HHOF: 'No Vacancy'
There have been some minor, minor rumblings about the Hall of Fame selections coming up from the major media and around blogdom. On that note, Toronto Sun writer Lance Hornsby weighed in today on the debate with a few candidates of his own.
The selection committee will consider a cast of good, but not spectacular, first-year candidates, pooled with holdovers from the 1990s who were lost in the shuffle.
You know, as a guy who has been to the Hall numerous times, both for assignments and as a regular Joe, I'd like to see the entry requirements beefed up. No offense intended to great guys like Bernie Federko, but the NHL's Hall is mighty full — and it's not because there are that many all-time greats to stick in there.
Four entries a year is a fine number if the likes of Ray Bourque and Paul Coffey are up that year, but why have that same number each and every year, even in the lean ones. Four inductions a year will mean an additional 100 faces etched up on the Hall's wall over the next 25 years, far too great a number when matched against the numbers of the true superstars. Patrick Roy? Come right in, there's a seat over here. Mr. Anderson? You buy a ticket like everyone else, good sir.

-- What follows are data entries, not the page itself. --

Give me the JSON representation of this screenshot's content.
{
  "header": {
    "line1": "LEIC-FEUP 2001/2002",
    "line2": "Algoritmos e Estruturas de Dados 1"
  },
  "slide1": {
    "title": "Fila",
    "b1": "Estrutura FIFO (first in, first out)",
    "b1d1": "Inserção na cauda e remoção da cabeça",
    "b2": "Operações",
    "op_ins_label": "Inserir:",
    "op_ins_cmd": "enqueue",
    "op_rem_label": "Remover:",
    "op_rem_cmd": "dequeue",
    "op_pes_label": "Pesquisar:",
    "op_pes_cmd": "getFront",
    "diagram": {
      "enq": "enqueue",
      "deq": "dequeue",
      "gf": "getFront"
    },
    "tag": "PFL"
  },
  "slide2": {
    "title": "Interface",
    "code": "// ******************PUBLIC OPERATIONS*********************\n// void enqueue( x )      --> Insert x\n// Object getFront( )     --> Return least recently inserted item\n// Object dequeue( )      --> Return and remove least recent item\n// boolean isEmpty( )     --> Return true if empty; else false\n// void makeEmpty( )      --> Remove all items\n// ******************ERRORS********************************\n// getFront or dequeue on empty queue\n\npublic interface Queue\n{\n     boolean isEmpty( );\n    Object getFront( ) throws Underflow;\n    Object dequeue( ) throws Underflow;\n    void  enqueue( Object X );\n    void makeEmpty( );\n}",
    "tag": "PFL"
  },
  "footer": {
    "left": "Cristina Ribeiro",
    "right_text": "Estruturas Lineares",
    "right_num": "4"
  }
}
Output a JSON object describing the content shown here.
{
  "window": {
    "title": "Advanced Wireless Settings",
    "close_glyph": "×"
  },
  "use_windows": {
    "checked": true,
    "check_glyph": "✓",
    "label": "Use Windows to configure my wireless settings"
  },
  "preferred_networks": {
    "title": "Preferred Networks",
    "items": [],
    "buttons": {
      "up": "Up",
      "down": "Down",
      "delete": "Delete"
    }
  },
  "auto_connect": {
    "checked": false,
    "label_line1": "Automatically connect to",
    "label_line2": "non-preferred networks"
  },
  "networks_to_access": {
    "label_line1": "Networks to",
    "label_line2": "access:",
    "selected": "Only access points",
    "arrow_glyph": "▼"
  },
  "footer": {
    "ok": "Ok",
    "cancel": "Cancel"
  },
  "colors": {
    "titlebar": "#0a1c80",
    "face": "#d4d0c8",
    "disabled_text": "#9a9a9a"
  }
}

In addition to a player's NHL statistics, I'd also like to see consideration given to their pursuits once they've finished their playing days. Dale Hunter, for example, would receive increased consideration based on his masterful building of the 2005 London Knights, one of the best junior hockey teams in history.
Can a Hall of Fame ever have entrance requirements that are too tough? With the induction of a maximum of two players a year, entrance will be limited to the best of the best: the Art Ross, Norris, Conn Smythe, Hart and Vezina Trophy winners. And that, in this pundit's humble opinion, is the way it should be.